International Workshop on Atomic Interactions in Laser Fields - Abstracts

Suppression of photoionization in strong laser fields

A. Raczynski and J. Zaremba

Institute of Physics, Nicholas Copernicus University, Toruñ, Poland

A typical behaviour of atomic systems irradiated by strong and ultrastrong laser fields is that the ionization probability is relatively large and it increases when the field is increased or new channels are opened. However, there are situations in which the photoionization is suppressed, i.e. one observes a decrease of the overall ionization yield or at least of the ionization probability into some energy range, or the process is slowed down in some time intervals. The suppression may be caused by an increase of the field or by switching on another laser or by a special choice of the pulse parameters. This talk is a review of some of such situations, with stress put on a few recent results. In particular the following issues will be discussed:

• The resonant ionization may be suppressed if the upper state is coupled to a third state, in spite of opening of a new ionization channel. The process can be smoothly controlled by changing the time delay between the two pulses.
• The height of the above-threshold ionization (ATI) peaks in the photoelectron spectrum can be controlled in a two-colour experiment by changing the relative phase between the fundamental pulse and the harmonic one.
• The dynamics of the photoionization can be essentially changed if chirped pulses are used. In particular the process may be slowed down depending on the instantaneous value of the frequency. Fragments of the photoelectron spectrum can be selectively quenched.
• If the part of the atomic continuum to which photoionization occurs is coupled to another discrete state by a second laser, the photoionization may be suppressed in favour of a coherent population transfer to this state.

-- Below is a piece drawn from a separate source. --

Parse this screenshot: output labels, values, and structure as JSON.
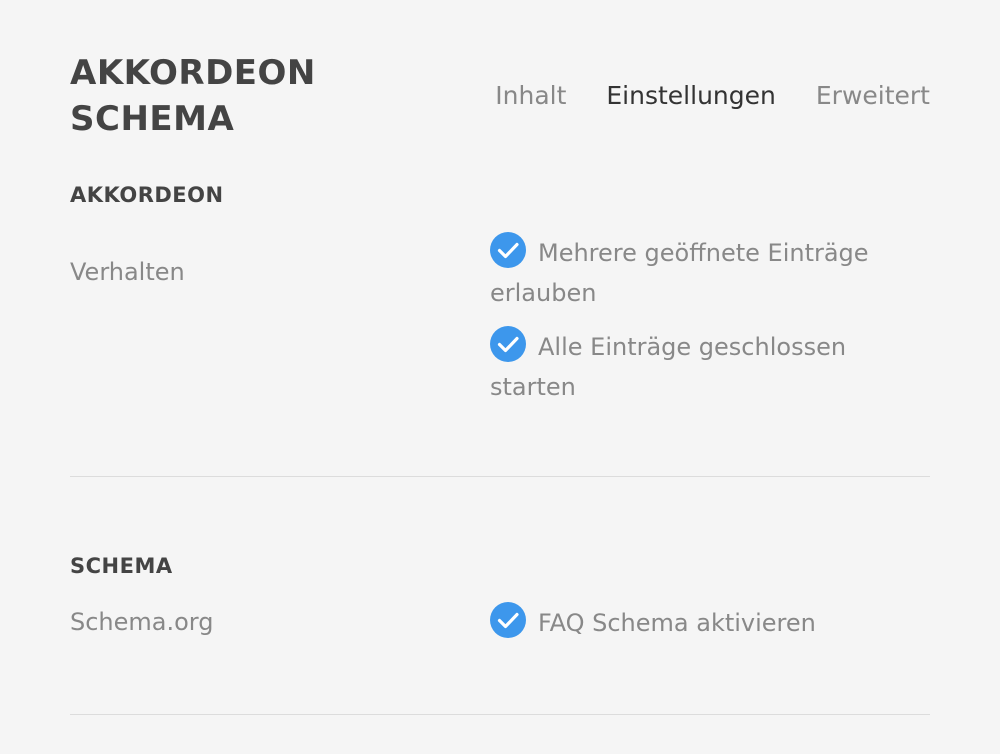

The effectiveness of the transfer may be improved by using control lasers, which regulate the Stark shifts or modify the density of states in the continuum.
• In ultrastrong laser fields the stabilization may occur: the ionization probability (or the ionization rate) may be a locally decreasing function of the field intensity. The adiabatic stabilization may be interpreted as a population trapping in the so-called Kramers-Henneberger well. A generalization of the KH transformation allows one to give account not only of the well's oscillations but also its drift in the laboratory frame. The drift motion can be modelled using the Ehrenfest theorem. The stabilization is a combined effect of the complicated field dependence both of the drift motion and of the lifetime of the KH states.